Briefly on Streaming and Deployment

#streaming #deployment #spark #databricks #kafka

What the stream?

Recently, I have developed an interest and curiosity about deploying, with no downtime, streaming jobs (primarily on Spark, but anything else works, too) on Databricks and/or Kubernetes.

There are numerous reasons one would like to follow such a deployment pattern, rolling out new features, fixing bugs, some A/B testing (especially if ML is involved), etc.

These deployment strategies challenge maintaining data consistency and state management during the transition. For streaming applications, this is particularly essential.
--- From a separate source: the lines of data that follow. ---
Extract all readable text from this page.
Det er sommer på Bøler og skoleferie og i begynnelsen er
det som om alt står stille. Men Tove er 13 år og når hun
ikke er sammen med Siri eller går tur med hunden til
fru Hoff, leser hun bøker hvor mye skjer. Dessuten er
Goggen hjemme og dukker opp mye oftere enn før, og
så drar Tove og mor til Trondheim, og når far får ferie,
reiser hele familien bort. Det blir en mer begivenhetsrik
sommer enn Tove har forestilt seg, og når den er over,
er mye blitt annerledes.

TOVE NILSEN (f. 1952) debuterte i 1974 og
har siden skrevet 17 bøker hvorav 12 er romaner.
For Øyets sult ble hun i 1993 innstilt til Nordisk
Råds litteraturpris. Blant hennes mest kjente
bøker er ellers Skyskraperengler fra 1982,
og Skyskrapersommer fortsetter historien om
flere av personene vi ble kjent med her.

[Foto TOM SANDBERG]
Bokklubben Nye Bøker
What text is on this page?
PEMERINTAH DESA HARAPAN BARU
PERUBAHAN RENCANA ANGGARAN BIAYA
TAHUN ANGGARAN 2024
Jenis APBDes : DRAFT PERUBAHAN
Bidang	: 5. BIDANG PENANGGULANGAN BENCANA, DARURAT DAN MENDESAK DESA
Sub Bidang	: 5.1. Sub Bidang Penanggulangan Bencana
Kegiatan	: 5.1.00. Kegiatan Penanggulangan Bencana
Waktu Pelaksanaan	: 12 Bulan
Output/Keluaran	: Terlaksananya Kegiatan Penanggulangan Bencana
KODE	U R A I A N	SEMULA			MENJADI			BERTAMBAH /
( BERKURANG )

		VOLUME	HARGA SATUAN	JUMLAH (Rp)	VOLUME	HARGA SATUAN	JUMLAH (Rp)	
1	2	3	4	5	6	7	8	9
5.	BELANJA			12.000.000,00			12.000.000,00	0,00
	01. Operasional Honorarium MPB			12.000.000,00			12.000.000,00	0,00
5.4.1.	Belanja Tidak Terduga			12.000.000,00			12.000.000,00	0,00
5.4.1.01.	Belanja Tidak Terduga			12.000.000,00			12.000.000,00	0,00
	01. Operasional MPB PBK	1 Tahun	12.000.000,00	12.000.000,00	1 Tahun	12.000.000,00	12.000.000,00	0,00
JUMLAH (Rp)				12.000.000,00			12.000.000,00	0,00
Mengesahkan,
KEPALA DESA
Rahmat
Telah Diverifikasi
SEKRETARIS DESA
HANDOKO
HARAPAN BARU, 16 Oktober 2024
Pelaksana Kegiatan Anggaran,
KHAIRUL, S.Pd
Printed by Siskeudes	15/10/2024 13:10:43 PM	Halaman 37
Various techniques, such as checkpointing, state migration, and distributed caching, can be employed to address some of these.

Keeping track of data, in data

When working with streaming pipelines, a pretty standard and nice method of keeping track of the pipeline version (as in, which Spark job wrote which rows) is to write this information in the data (rows) themselves. Additionally, this would be extremely useful when performing continuous/frequent upserts.

	Column 1	Column 2	…	LastUpdatedBy	LastUpdatedAt
0				job-v1
1				job-v2
2				job-v3_feat_x

Another solution would be to keep a dictionary, lookup-like table with more details regarding our jobs, features, and configuration settings and subsequently just make associations using IDs/UUIDs of some sort. This approach of using a lookup table can provide more flexibility and scalability, especially when dealing with complex job configurations or when frequent updates to job metadata are required. It also allows for easier querying and analysis of job-related data, which can be particularly useful for monitoring and optimization purposes.

On Streaming

In streaming scenarios, a pretty common pattern is to employ a streaming job that targets specific partitions (or perhaps topics in the streaming layer) based on some criterion, i.e. most recent data within a date range (a week, a year, etc.).

Another approach, if the context allows, would be to have bucketed data, i.e. based on IDs; in this case, the jobs target different bucket ranges. Some buckets could result from high-volume data, while others could identify data of less-important, or individual customers.

In any case, this approach allows the deployment of multiple streaming jobs with different features while targeting different data (partitions/keys/etc). Of course, it is important to notice that all streaming jobs are writing data into DIFFERENT partitions so as to avoid merge conflicts 😉.

Of course, these partitions are just for demonstrative purposes, just as well; one could be reading from different topics or using a consumer group — still, this would require additional logic to differentiate which messages to process with which job. The most common strategies include ❶ key-based (the Kafka partition key) and ❷ value-based (a field in a message). And finally, ❸

versioned topics; to publish data and separate the traffic for our downstream Spark jobs. If needed, a combination of these strategies can be employed in tandem.